When expectations across the nearer and intermediate horizons are rising together, the comfort from a still-anchored five-year measure becomes less complete. It is too soon to panic, but not to recognize that waiting for obvious de-anchoring would be waiting too long.
That still does not make the decision easy; hence the reluctance we noted above.
Compared to 2022, growth is weaker, investment remains poor and the labor market, while still resilient, is less obviously overheated than it was during the post-pandemic reopening. The global nature of the current shock may also mean weaker external demand, not just higher European energy costs.

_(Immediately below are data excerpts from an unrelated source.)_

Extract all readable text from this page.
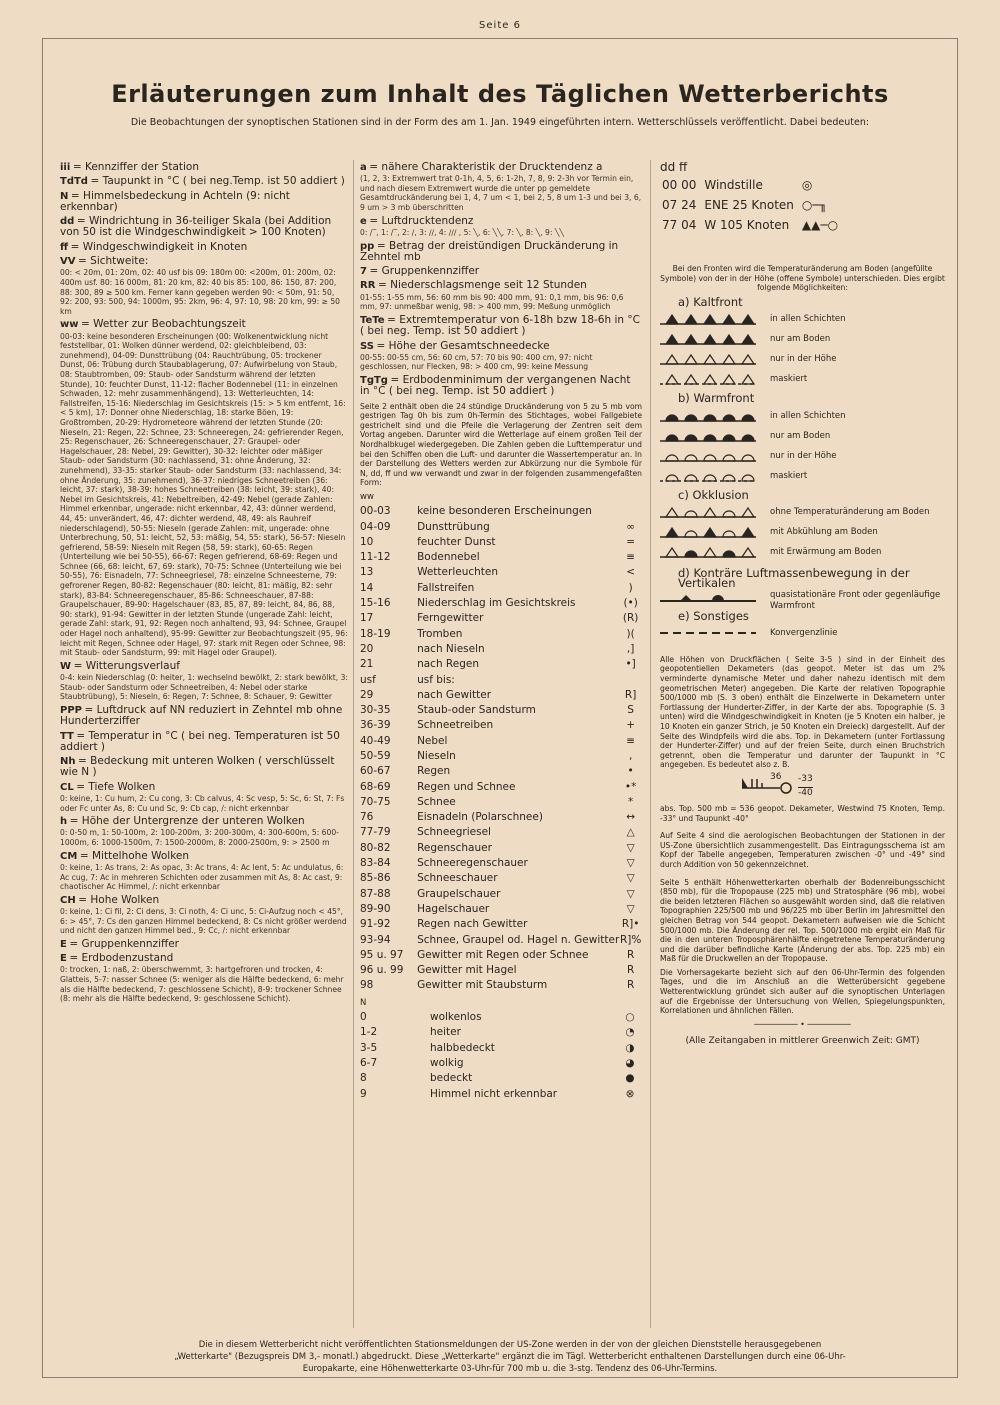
Seite 6
Erläuterungen zum Inhalt des Täglichen Wetterberichts
Die Beobachtungen der synoptischen Stationen sind in der Form des am 1. Jan. 1949 eingeführten intern. Wetterschlüssels veröffentlicht. Dabei bedeuten:
iii = Kennziffer der Station
TdTd = Taupunkt in °C ( bei neg.Temp. ist 50 addiert )
N = Himmelsbedeckung in Achteln (9: nicht erkennbar)
dd = Windrichtung in 36-teiliger Skala (bei Addition von 50 ist die Windgeschwindigkeit > 100 Knoten)
ff = Windgeschwindigkeit in Knoten
VV = Sichtweite:
00: < 20m, 01: 20m, 02: 40 usf bis 09: 180m 00: <200m, 01: 200m, 02: 400m usf. 80: 16 000m, 81: 20 km, 82: 40 bis 85: 100, 86: 150, 87: 200, 88: 300, 89 ≥ 500 km. Ferner kann gegeben werden 90: < 50m, 91: 50, 92: 200, 93: 500, 94: 1000m, 95: 2km, 96: 4, 97: 10, 98: 20 km, 99: ≥ 50 km
ww = Wetter zur Beobachtungszeit
00-03: keine besonderen Erscheinungen (00: Wolkenentwicklung nicht feststellbar, 01: Wolken dünner werdend, 02: gleichbleibend, 03: zunehmend), 04-09: Dunsttrübung (04: Rauchtrübung, 05: trockener Dunst, 06: Trübung durch Staubablagerung, 07: Aufwirbelung von Staub, 08: Staubtromben, 09: Staub- oder Sandsturm während der letzten Stunde), 10: feuchter Dunst, 11-12: flacher Bodennebel (11: in einzelnen Schwaden, 12: mehr zusammenhängend), 13: Wetterleuchten, 14: Fallstreifen, 15-16: Niederschlag im Gesichtskreis (15: > 5 km entfernt, 16: < 5 km), 17: Donner ohne Niederschlag, 18: starke Böen, 19: Großtromben, 20-29: Hydrometeore während der letzten Stunde (20: Nieseln, 21: Regen, 22: Schnee, 23: Schneeregen, 24: gefrierender Regen, 25: Regenschauer, 26: Schneeregenschauer, 27: Graupel- oder Hagelschauer, 28: Nebel, 29: Gewitter), 30-32: leichter oder mäßiger Staub- oder Sandsturm (30: nachlassend, 31: ohne Änderung, 32: zunehmend), 33-35: starker Staub- oder Sandsturm (33: nachlassend, 34: ohne Änderung, 35: zunehmend), 36-37: niedriges Schneetreiben (36: leicht, 37: stark), 38-39: hohes Schneetreiben (38: leicht, 39: stark), 40: Nebel im Gesichtskreis, 41: Nebeltreiben, 42-49: Nebel (gerade Zahlen: Himmel erkennbar, ungerade: nicht erkennbar, 42, 43: dünner werdend, 44, 45: unverändert, 46, 47: dichter werdend, 48, 49: als Rauhreif niederschlagend), 50-55: Nieseln (gerade Zahlen: mit, ungerade: ohne Unterbrechung, 50, 51: leicht, 52, 53: mäßig, 54, 55: stark), 56-57: Nieseln gefrierend, 58-59: Nieseln mit Regen (58, 59: stark), 60-65: Regen (Unterteilung wie bei 50-55), 66-67: Regen gefrierend, 68-69: Regen und Schnee (66, 68: leicht, 67, 69: stark), 70-75: Schnee (Unterteilung wie bei 50-55), 76: Eisnadeln, 77: Schneegriesel, 78: einzelne Schneesterne, 79: gefrorener Regen, 80-82: Regenschauer (80: leicht, 81: mäßig, 82: sehr stark), 83-84: Schneeregenschauer, 85-86: Schneeschauer, 87-88: Graupelschauer, 89-90: Hagelschauer (83, 85, 87, 89: leicht, 84, 86, 88, 90: stark), 91-94: Gewitter in der letzten Stunde (ungerade Zahl: leicht, gerade Zahl: stark, 91, 92: Regen noch anhaltend, 93, 94: Schnee, Graupel oder Hagel noch anhaltend), 95-99: Gewitter zur Beobachtungszeit (95, 96: leicht mit Regen, Schnee oder Hagel, 97: stark mit Regen oder Schnee, 98: mit Staub- oder Sandsturm, 99: mit Hagel oder Graupel).
W = Witterungsverlauf
0-4: kein Niederschlag (0: heiter, 1: wechselnd bewölkt, 2: stark bewölkt, 3: Staub- oder Sandsturm oder Schneetreiben, 4: Nebel oder starke Staubtrübung), 5: Nieseln, 6: Regen, 7: Schnee, 8: Schauer, 9: Gewitter
PPP = Luftdruck auf NN reduziert in Zehntel mb ohne Hunderterziffer
TT = Temperatur in °C ( bei neg. Temperaturen ist 50 addiert )
Nh = Bedeckung mit unteren Wolken ( verschlüsselt wie N )
CL = Tiefe Wolken
0: keine, 1: Cu hum, 2: Cu cong, 3: Cb calvus, 4: Sc vesp, 5: Sc, 6: St, 7: Fs oder Fc unter As, 8: Cu und Sc, 9: Cb cap, /: nicht erkennbar
h = Höhe der Untergrenze der unteren Wolken
0: 0-50 m, 1: 50-100m, 2: 100-200m, 3: 200-300m, 4: 300-600m, 5: 600-1000m, 6: 1000-1500m, 7: 1500-2000m, 8: 2000-2500m, 9: > 2500 m
CM = Mittelhohe Wolken
0: keine, 1: As trans, 2: As opac, 3: Ac trans, 4: Ac lent, 5: Ac undulatus, 6: Ac cug, 7: Ac in mehreren Schichten oder zusammen mit As, 8: Ac cast, 9: chaotischer Ac Himmel, /: nicht erkennbar
CH = Hohe Wolken
0: keine, 1: Ci fil, 2: Ci dens, 3: Ci noth, 4: Ci unc, 5: Ci-Aufzug noch < 45°, 6: > 45°, 7: Cs den ganzen Himmel bedeckend, 8: Cs nicht größer werdend und nicht den ganzen Himmel bed., 9: Cc, /: nicht erkennbar
E = Gruppenkennziffer
E = Erdbodenzustand
0: trocken, 1: naß, 2: überschwemmt, 3: hartgefroren und trocken, 4: Glatteis, 5-7: nasser Schnee (5: weniger als die Hälfte bedeckend, 6: mehr als die Hälfte bedeckend, 7: geschlossene Schicht), 8-9: trockener Schnee (8: mehr als die Hälfte bedeckend, 9: geschlossene Schicht).
a = nähere Charakteristik der Drucktendenz a
(1, 2, 3: Extremwert trat 0-1h, 4, 5, 6: 1-2h, 7, 8, 9: 2-3h vor Termin ein, und nach diesem Extremwert wurde die unter pp gemeldete Gesamtdruckänderung bei 1, 4, 7 um < 1, bei 2, 5, 8 um 1-3 und bei 3, 6, 9 um > 3 mb überschritten
e = Luftdrucktendenz
0: ∕‾, 1: ∕‾, 2: ∕, 3: ∕∕, 4: ∕∕∕ , 5: ╲, 6: ╲╲, 7: ╲, 8: ╲, 9: ╲╲
pp = Betrag der dreistündigen Druckänderung in Zehntel mb
7 = Gruppenkennziffer
RR = Niederschlagsmenge seit 12 Stunden
01-55: 1-55 mm, 56: 60 mm bis 90: 400 mm, 91: 0,1 mm, bis 96: 0,6 mm, 97: unmeßbar wenig, 98: > 400 mm, 99: Meßung unmöglich
TeTe = Extremtemperatur von 6-18h bzw 18-6h in °C ( bei neg. Temp. ist 50 addiert )
SS = Höhe der Gesamtschneedecke
00-55: 00-55 cm, 56: 60 cm, 57: 70 bis 90: 400 cm, 97: nicht geschlossen, nur Flecken, 98: > 400 cm, 99: keine Messung
TgTg = Erdbodenminimum der vergangenen Nacht in °C ( bei neg. Temp. ist 50 addiert )
Seite 2 enthält oben die 24 stündige Druckänderung von 5 zu 5 mb vom gestrigen Tag 0h bis zum 0h-Termin des Stichtages, wobei Fallgebiete gestrichelt sind und die Pfeile die Verlagerung der Zentren seit dem Vortag angeben. Darunter wird die Wetterlage auf einem großen Teil der Nordhalbkugel wiedergegeben. Die Zahlen geben die Lufttemperatur und bei den Schiffen oben die Luft- und darunter die Wassertemperatur an. In der Darstellung des Wetters werden zur Abkürzung nur die Symbole für N, dd, ff und ww verwandt und zwar in der folgenden zusammengefaßten Form:
ww
00-03	keine besonderen Erscheinungen	
04-09	Dunsttrübung	∞
10	feuchter Dunst	=
11-12	Bodennebel	≡
13	Wetterleuchten	<
14	Fallstreifen	)
15-16	Niederschlag im Gesichtskreis	(•)
17	Ferngewitter	(R)
18-19	Tromben	)(
20	nach Nieseln	,]
21	nach Regen	•]
usf	usf bis:	
29	nach Gewitter	R]
30-35	Staub-oder Sandsturm	S
36-39	Schneetreiben	+
40-49	Nebel	≡
50-59	Nieseln	,
60-67	Regen	•
68-69	Regen und Schnee	•*
70-75	Schnee	*
76	Eisnadeln (Polarschnee)	↔
77-79	Schneegriesel	△
80-82	Regenschauer	▽
83-84	Schneeregenschauer	▽
85-86	Schneeschauer	▽
87-88	Graupelschauer	▽
89-90	Hagelschauer	▽
91-92	Regen nach Gewitter	R]•
93-94	Schnee, Graupel od. Hagel n. Gewitter	R]%
95 u. 97	Gewitter mit Regen oder Schnee	R
96 u. 99	Gewitter mit Hagel	R
98	Gewitter mit Staubsturm	R
N
0	wolkenlos	○
1-2	heiter	◔
3-5	halbbedeckt	◑
6-7	wolkig	◕
8	bedeckt	●
9	Himmel nicht erkennbar	⊗
dd ff
00 00	Windstille	◎
07 24	ENE 25 Knoten	○─╖
77 04	W 105 Knoten	▲▲─○
Bei den Fronten wird die Temperaturänderung am Boden (angefüllte Symbole) von der in der Höhe (offene Symbole) unterschieden. Dies ergibt folgende Möglichkeiten:
a) Kaltfront
in allen Schichten
nur am Boden
nur in der Höhe
maskiert
b) Warmfront
in allen Schichten
nur am Boden
nur in der Höhe
maskiert
c) Okklusion
ohne Temperaturänderung am Boden
mit Abkühlung am Boden
mit Erwärmung am Boden
d) Konträre Luftmassenbewegung in der Vertikalen
quasistationäre Front oder gegenläufige Warmfront
e) Sonstiges
Konvergenzlinie
Alle Höhen von Druckflächen ( Seite 3-5 ) sind in der Einheit des geopotentiellen Dekameters (das geopot. Meter ist das um 2% verminderte dynamische Meter und daher nahezu identisch mit dem geometrischen Meter) angegeben. Die Karte der relativen Topographie 500/1000 mb (S. 3 oben) enthält die Einzelwerte in Dekametern unter Fortlassung der Hunderter-Ziffer, in der Karte der abs. Topographie (S. 3 unten) wird die Windgeschwindigkeit in Knoten (je 5 Knoten ein halber, je 10 Knoten ein ganzer Strich, je 50 Knoten ein Dreieck) dargestellt. Auf der Seite des Windpfeils wird die abs. Top. in Dekametern (unter Fortlassung der Hunderter-Ziffer) und auf der freien Seite, durch einen Bruchstrich getrennt, oben die Temperatur und darunter der Taupunkt in °C angegeben. Es bedeutet also z. B.
36 -33
-40
abs. Top. 500 mb = 536 geopot. Dekameter, Westwind 75 Knoten, Temp. -33° und Taupunkt -40°
Auf Seite 4 sind die aerologischen Beobachtungen der Stationen in der US-Zone übersichtlich zusammengestellt. Das Eintragungsschema ist am Kopf der Tabelle angegeben, Temperaturen zwischen -0° und -49° sind durch Addition von 50 gekennzeichnet.
Seite 5 enthält Höhenwetterkarten oberhalb der Bodenreibungsschicht (850 mb), für die Tropopause (225 mb) und Stratosphäre (96 mb), wobei die beiden letzteren Flächen so ausgewählt worden sind, daß die relativen Topographien 225/500 mb und 96/225 mb über Berlin im Jahresmittel den gleichen Betrag von 544 geopot. Dekametern aufweisen wie die Schicht 500/1000 mb. Die Änderung der rel. Top. 500/1000 mb ergibt ein Maß für die in den unteren Troposphärenhälfte eingetretene Temperaturänderung und die darüber befindliche Karte (Änderung der abs. Top. 225 mb) ein Maß für die Druckwellen an der Tropopause.
Die Vorhersagekarte bezieht sich auf den 06-Uhr-Termin des folgenden Tages, und die im Anschluß an die Wetterübersicht gegebene Wetterentwicklung gründet sich außer auf die synoptischen Unterlagen auf die Ergebnisse der Untersuchung von Wellen, Spiegelungspunkten, Korrelationen und ähnlichen Fällen.
───────── • ─────────
(Alle Zeitangaben in mittlerer Greenwich Zeit: GMT)
Die in diesem Wetterbericht nicht veröffentlichten Stationsmeldungen der US-Zone werden in der von der gleichen Dienststelle herausgegebenen „Wetterkarte" (Bezugspreis DM 3,- monatl.) abgedruckt. Diese „Wetterkarte" ergänzt die im Tägl. Wetterbericht enthaltenen Darstellungen durch eine 06-Uhr-Europakarte, eine Höhenwetterkarte 03-Uhr-für 700 mb u. die 3-stg. Tendenz des 06-Uhr-Termins.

The implications for the sacrifice ratio are clear, and the ECB cannot assume that another round of tightening would impose the same limited real-economy damage as the last one. It would be surprising if the economy were not now more vulnerable to higher rates.
This non-trivial concern explains why the ECB still hasn’t moved. Policymakers do not want to cause unnecessary harm, and they certainly do not want a 2011-style mistake: raising rates into a shock only to reverse course when the economy cracks.
But a 25bp June hike would not by itself constitute a full tightening cycle. It would not oblige the ECB to hike again in July, and it would not even make a September move automatic – anything can happen between now and then. It would in essence be a response to the persistence and credibility risks already visible, not a promise to keep going regardless of the data.
Indeed, July looks like a dubious fallback. If the ECB has enough evidence by June, then June is the natural point to act. If it does not, July is unlikely to offer a dramatically cleaner picture unless developments deteriorate sharply or the ECB uses June to prepare markets explicitly for a later move.
In our view, September is a more plausible date for a second step, but a second step is not a foregone conclusion anyway. The ECB would still need to see enough in expectations, wages, underlying inflation and the real economy to justify adding to the move.
June’s decision, therefore, is not the start of a declared hiking cycle. It is more likely to be a reluctant credibility hike, delivered with careful language designed to avoid implying that further moves are pre-programmed.
That would be consistent with the public comments of officials who have emphasized both sides of the dilemma. Rehn has kept open the need to act to protect credibility, while still pointing to the absence so far of clear second-round effects. Demarco has suggested a June move may be needed, but not a large departure from 2%. Others, including Bundesbank President Nagel, Latvijas Banka Governor Mārtiņš Kazāks and outgoing Eesti Pank Governor Madis Müller, have been more explicit that conditions are moving away from the baseline or that a fast positive resolution would be needed to avoid higher rates.
The ECB is likely to hike because the shock has lasted, because expectations show enough warning signs, because credibility is becoming part of the reaction function and because waiting may increase the risk of a larger move later.
It is also likely to insist that this does not settle September, let alone define a new cycle.
If the ECB raises rates in June, as we expect, it will not be because policymakers have suddenly become comfortable with the growth outlook or indifferent to the possibility of a policy mistake, but rather because doing nothing will look like the larger mistake.